2. To address the challenges posed by significant morphological changes and loss of inter-section information in serial-section electron tomography, this paper presents an intelligent method for 3D reconstruction in this context. For aligning tomographic sections with notable morphological differences, the proposed method leverages multi-scale features from multi-resolution images and employs an elastic deformation algorithm coupled with belief propagation to achieve coarse-to-fine alignment. To restore missing information in the reconstructed tomographic sections, the paper estimates the number of lost images based on pixel changes between adjacent sections after alignment. Subsequently, a thick-section inter-missing information generation network is designed, utilizing pre-trained interpolation networks and distillation learning methods, to effectively fill the gaps and achieve greater continuity in the z-direction. Finally, utilizing the aforementioned methodology, this study successfully achieves sub-nanometer-scale 3D reconstruction of multiple complete synapses in the fourth layer of the barrel cortex of a wild-type rat and conducts statistical analysis on the spatial relationship between synaptic vesicles and presynaptic membranes. The proposed workflow and method for 3D reconstruction and analysis of serial-section electron tomography provides an effective approach not only for studying synapses in the barrel cortex of a wild-type rat, but also for reconstructing and analyzing other subcellular structures.

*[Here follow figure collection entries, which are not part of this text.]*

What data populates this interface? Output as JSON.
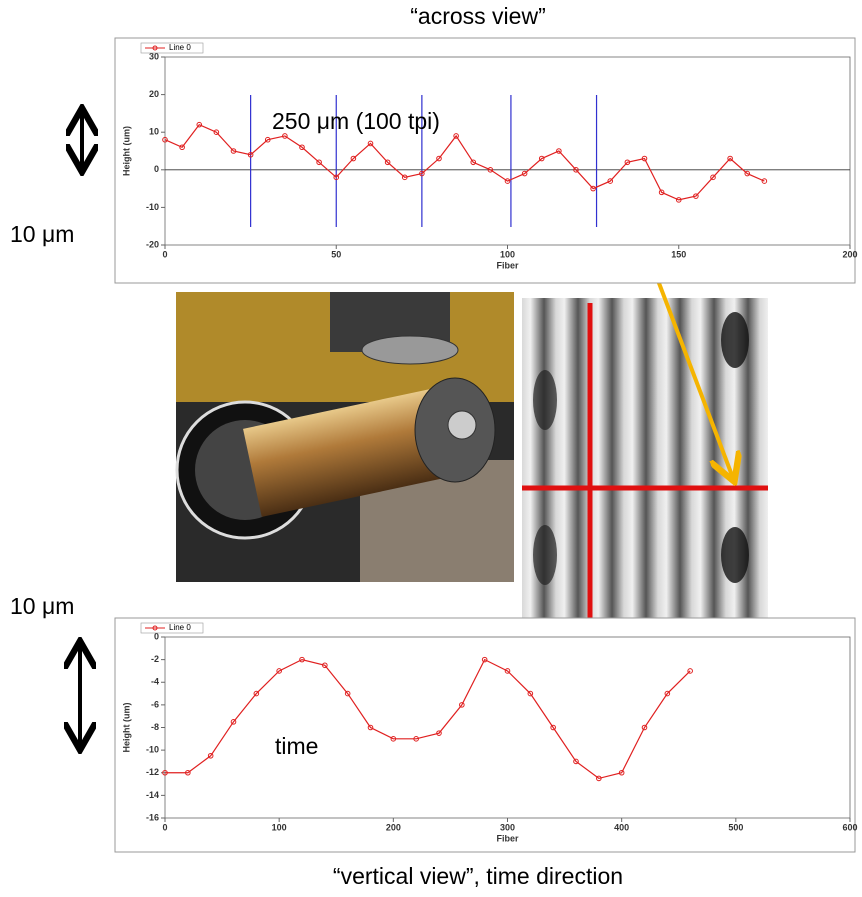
{
  "title": "“across view”",
  "footer": "“vertical view”,   time direction",
  "annotations": {
    "spacing": "250 μm (100 tpi)",
    "scale_top": "10 μm",
    "scale_bottom": "10 μm",
    "time": "time"
  },
  "chart_data": [
    {
      "type": "line",
      "x_label": "Fiber",
      "y_label": "Height (um)",
      "x": [
        0,
        5,
        10,
        15,
        20,
        25,
        30,
        35,
        40,
        45,
        50,
        55,
        60,
        65,
        70,
        75,
        80,
        85,
        90,
        95,
        100,
        105,
        110,
        115,
        120,
        125,
        130,
        135,
        140,
        145,
        150,
        155,
        160,
        165,
        170,
        175
      ],
      "series": [
        {
          "name": "Line 0",
          "color": "#e02020",
          "values": [
            8,
            6,
            12,
            10,
            5,
            4,
            8,
            9,
            6,
            2,
            -2,
            3,
            7,
            2,
            -2,
            -1,
            3,
            9,
            2,
            0,
            -3,
            -1,
            3,
            5,
            0,
            -5,
            -3,
            2,
            3,
            -6,
            -8,
            -7,
            -2,
            3,
            -1,
            -3
          ]
        }
      ],
      "vlines": [
        25,
        50,
        75,
        101,
        126
      ],
      "vline_color": "#3030d0",
      "zero_line": true,
      "xlim": [
        0,
        200
      ],
      "ylim": [
        -20,
        30
      ],
      "xticks": [
        0,
        50,
        100,
        150,
        200
      ],
      "yticks": [
        -20,
        -10,
        0,
        10,
        20,
        30
      ]
    },
    {
      "type": "line",
      "x_label": "Fiber",
      "y_label": "Height (um)",
      "x": [
        0,
        20,
        40,
        60,
        80,
        100,
        120,
        140,
        160,
        180,
        200,
        220,
        240,
        260,
        280,
        300,
        320,
        340,
        360,
        380,
        400,
        420,
        440,
        460
      ],
      "series": [
        {
          "name": "Line 0",
          "color": "#e02020",
          "values": [
            -12,
            -12,
            -10.5,
            -7.5,
            -5,
            -3,
            -2,
            -2.5,
            -5,
            -8,
            -9,
            -9,
            -8.5,
            -6,
            -2,
            -3,
            -5,
            -8,
            -11,
            -12.5,
            -12,
            -8,
            -5,
            -3
          ]
        }
      ],
      "xlim": [
        0,
        600
      ],
      "ylim": [
        -16,
        0
      ],
      "xticks": [
        0,
        100,
        200,
        300,
        400,
        500,
        600
      ],
      "yticks": [
        -16,
        -14,
        -12,
        -10,
        -8,
        -6,
        -4,
        -2,
        0
      ]
    }
  ]
}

3. By employing advanced three-dimensional reconstruction techniques based on diverse biological electron microscopy imaging methods, this study aims to investigate the impact of aging on ribbon synapses in the retina of rats. Through the use of sophisticated image stitching, registration, and segmentation algorithms, this paper has successfully reconstructed ribbon synapses in both young and elderly rats. The experimental findings reveal a notable decrease in the number of ribbon synapses in the retina of rats as they age, accompanied by an increase in the number of abnormal ribbon synapses exhibiting autophagic structures and autophagic mitochondria. However, there are no significant differences in the basic structural parameters of individual ribbon synapses, such as surface area, volume of bands, and number and volume of mitochondria, except for the increased number of autophagic structures observed in ribbon synapses with aging. These results suggest that aging can impact both the quantity and quality of ribbon synapses in the retina of rats, which may potentially lead to visual impairment and degenerative diseases in the elderly. Overall, the findings of this study provide valuable insights and technical approaches for the study of retinal aging and associated diseases.